Looks great, quite rural where I live so never actually seem on clean  looks very nice but wrong somehow... should be covered in mud and dents...


----------



## Jesse74 (Jul 19, 2008)

Nice one Clark! Don't forget to bring clean boxers for the "vroom, vroom"!


----------



## nick3814 (Dec 31, 2010)

Excellent work, love the before and after of the exhaust, magic :thumb:


----------



## SteveTDCi (Feb 8, 2006)

gotta love those old defenders, nice work too.


----------



## MattJ VXR (Aug 11, 2008)

Looks fantastic. I wouldn't take it off-roading after that!


----------



## scooby73 (Mar 20, 2007)

Great job!:thumb:


----------



## kenny-c (Oct 5, 2009)

Clark @ PB said:


> Exhaust polished with Brilliant metal polishes:
> 
> Before:
> 
> ...


Any further details of how you got such as good result on the exhaust :buffer:


----------



## Clark @ PB (Mar 1, 2006)

kenny-c said:


> Any further details of how you got such as good result on the exhaust :buffer:


Autosmart Tardis first to remove all the tar spots, then Brilliant Aluminium and Stainless Steel metal polish was used to shine it up - simple as that


----------



## 3976 (Nov 20, 2006)

The remark "should be driven, not detailed" should apply here... but doesn't take away from the superb results.

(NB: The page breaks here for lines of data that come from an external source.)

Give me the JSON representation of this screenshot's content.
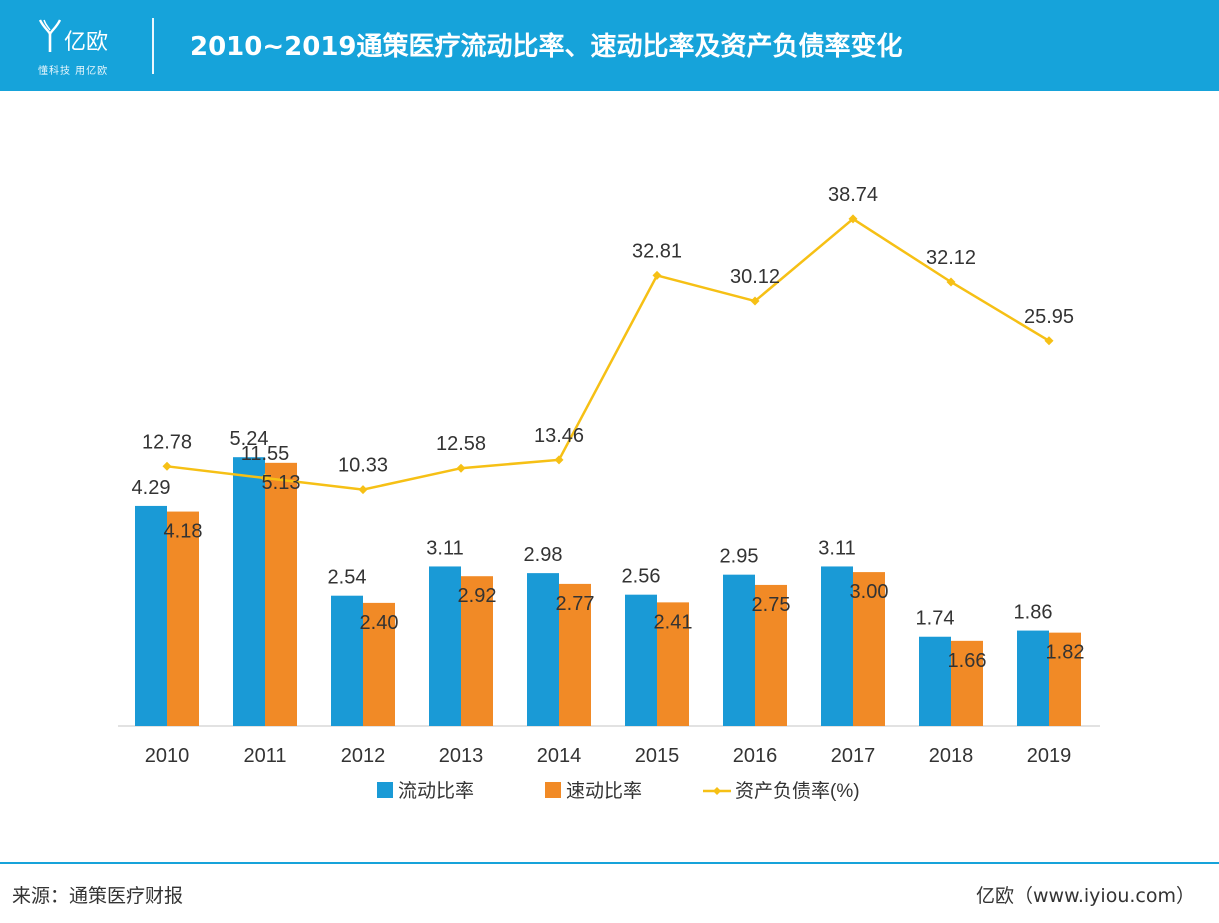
{
  "header": {
    "logo_text": "亿欧",
    "logo_slogan": "懂科技 用亿欧",
    "title": "2010~2019通策医疗流动比率、速动比率及资产负债率变化"
  },
  "footer": {
    "source": "来源：通策医疗财报",
    "credit": "亿欧（www.iyiou.com）"
  },
  "colors": {
    "header": "#16a3da",
    "bar1": "#1a9ad6",
    "bar2": "#f18a26",
    "line": "#f6c015"
  },
  "chart_data": {
    "type": "bar",
    "categories": [
      "2010",
      "2011",
      "2012",
      "2013",
      "2014",
      "2015",
      "2016",
      "2017",
      "2018",
      "2019"
    ],
    "series": [
      {
        "name": "流动比率",
        "type": "bar",
        "color": "#1a9ad6",
        "values": [
          "4.29",
          "5.24",
          "2.54",
          "3.11",
          "2.98",
          "2.56",
          "2.95",
          "3.11",
          "1.74",
          "1.86"
        ]
      },
      {
        "name": "速动比率",
        "type": "bar",
        "color": "#f18a26",
        "values": [
          "4.18",
          "5.13",
          "2.40",
          "2.92",
          "2.77",
          "2.41",
          "2.75",
          "3.00",
          "1.66",
          "1.82"
        ]
      },
      {
        "name": "资产负债率(%)",
        "type": "line",
        "color": "#f6c015",
        "values": [
          "12.78",
          "11.55",
          "10.33",
          "12.58",
          "13.46",
          "32.81",
          "30.12",
          "38.74",
          "32.12",
          "25.95"
        ]
      }
    ],
    "legend_position": "bottom",
    "grid": false
  }
}
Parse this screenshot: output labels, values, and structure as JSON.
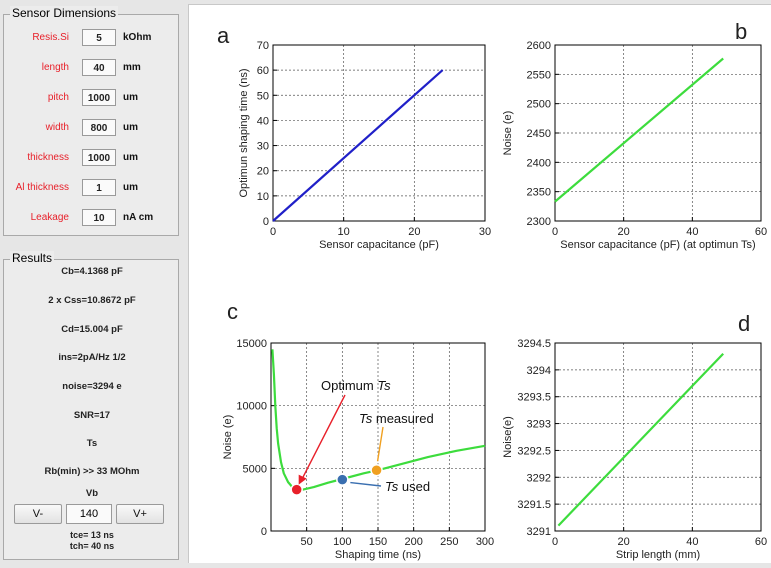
{
  "sensor": {
    "title": "Sensor Dimensions",
    "rows": [
      {
        "label": "Resis.Si",
        "value": "5",
        "unit": "kOhm"
      },
      {
        "label": "length",
        "value": "40",
        "unit": "mm"
      },
      {
        "label": "pitch",
        "value": "1000",
        "unit": "um"
      },
      {
        "label": "width",
        "value": "800",
        "unit": "um"
      },
      {
        "label": "thickness",
        "value": "1000",
        "unit": "um"
      },
      {
        "label": "Al thickness",
        "value": "1",
        "unit": "um"
      },
      {
        "label": "Leakage",
        "value": "10",
        "unit": "nA cm"
      }
    ]
  },
  "results": {
    "title": "Results",
    "lines": [
      "Cb=4.1368 pF",
      "2 x Css=10.8672 pF",
      "Cd=15.004 pF",
      "ins=2pA/Hz 1/2",
      "noise=3294 e",
      "SNR=17",
      "Ts",
      "Rb(min) >> 33 MOhm"
    ],
    "vb_label": "Vb",
    "vb_minus": "V-",
    "vb_value": "140",
    "vb_plus": "V+",
    "tce": "tce= 13 ns",
    "tch": "tch= 40 ns"
  },
  "colors": {
    "blue_line": "#2020c8",
    "green_line": "#3ddc3d",
    "red_marker": "#e8202a",
    "blue_marker": "#3a6fb0",
    "orange_marker": "#f0a020"
  },
  "chart_data": [
    {
      "panel": "a",
      "type": "line",
      "xlabel": "Sensor capacitance (pF)",
      "ylabel": "Optimun shaping time (ns)",
      "xlim": [
        0,
        30
      ],
      "ylim": [
        0,
        70
      ],
      "xticks": [
        "0",
        "10",
        "20",
        "30"
      ],
      "yticks": [
        "0",
        "10",
        "20",
        "30",
        "40",
        "50",
        "60",
        "70"
      ],
      "series": [
        {
          "x": [
            0,
            24
          ],
          "y": [
            0,
            60
          ]
        }
      ]
    },
    {
      "panel": "b",
      "type": "line",
      "xlabel": "Sensor capacitance (pF)  (at optimun Ts)",
      "ylabel": "Noise (e)",
      "xlim": [
        0,
        60
      ],
      "ylim": [
        2300,
        2600
      ],
      "xticks": [
        "0",
        "20",
        "40",
        "60"
      ],
      "yticks": [
        "2300",
        "2350",
        "2400",
        "2450",
        "2500",
        "2550",
        "2600"
      ],
      "series": [
        {
          "x": [
            0,
            49
          ],
          "y": [
            2333,
            2577
          ]
        }
      ]
    },
    {
      "panel": "c",
      "type": "line",
      "xlabel": "Shaping time (ns)",
      "ylabel": "Noise (e)",
      "xlim": [
        0,
        300
      ],
      "ylim": [
        0,
        15000
      ],
      "xticks": [
        "50",
        "100",
        "150",
        "200",
        "250",
        "300"
      ],
      "yticks": [
        "0",
        "5000",
        "10000",
        "15000"
      ],
      "series": [
        {
          "x": [
            2,
            4,
            6,
            8,
            10,
            14,
            18,
            24,
            30,
            36,
            45,
            60,
            80,
            100,
            130,
            150,
            180,
            220,
            260,
            300
          ],
          "y": [
            14500,
            12500,
            10000,
            8200,
            7000,
            5500,
            4600,
            3900,
            3500,
            3300,
            3300,
            3500,
            3850,
            4150,
            4600,
            4850,
            5300,
            5900,
            6400,
            6800
          ]
        }
      ],
      "annotations": [
        {
          "text": "Optimum",
          "italic": "Ts",
          "x": 36,
          "y": 3300
        },
        {
          "text": "measured",
          "italic": "Ts",
          "x": 148,
          "y": 4850
        },
        {
          "text": "used",
          "italic": "Ts",
          "x": 100,
          "y": 4100
        }
      ]
    },
    {
      "panel": "d",
      "type": "line",
      "xlabel": "Strip length (mm)",
      "ylabel": "Noise(e)",
      "xlim": [
        0,
        60
      ],
      "ylim": [
        3291,
        3294.5
      ],
      "xticks": [
        "0",
        "20",
        "40",
        "60"
      ],
      "yticks": [
        "3291",
        "3291.5",
        "3292",
        "3292.5",
        "3293",
        "3293.5",
        "3294",
        "3294.5"
      ],
      "series": [
        {
          "x": [
            1,
            49
          ],
          "y": [
            3291.1,
            3294.3
          ]
        }
      ]
    }
  ]
}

The Client clearly has taste in cars as well. Gorgeous colour of Lander!


----------



## Clark @ PB (Mar 1, 2006)

After seeing it on Friday again I can assure you it is now covered in mud from head to toe (or roof to wheels?) and looking how it should  :lol:


----------



## 20vKarlos (Aug 8, 2009)

I want a Defender Now lol... that has come up really well!! 

Great work again PB


----------



## Glider (Jan 10, 2006)

Think I'd rather have one of these than a supercar, am I mad, great work PB team


----------



## K.M (Dec 19, 2013)

An old threat I know but just out of curiosity, what did you use on the front bumper bar?


----------



## MR.Q (Apr 19, 2010)

WOW!!!! what a superb finish lads :doublesho

I have a 1997 disco and cant seem to remove the hazing and scratched from mine. I think the clear coat may have gone as the hazing is terrible. I have used a DA on it (megs 105 and then 205 followed by glaze and then AF Soul as LSP) but not even a week later it was hazing worse than before. I have been advised that I need to use a good cleaner wax and then normal wax as this is all the water based paint needs. Any helpful tips or ideas????

Much appreciated in advance


----------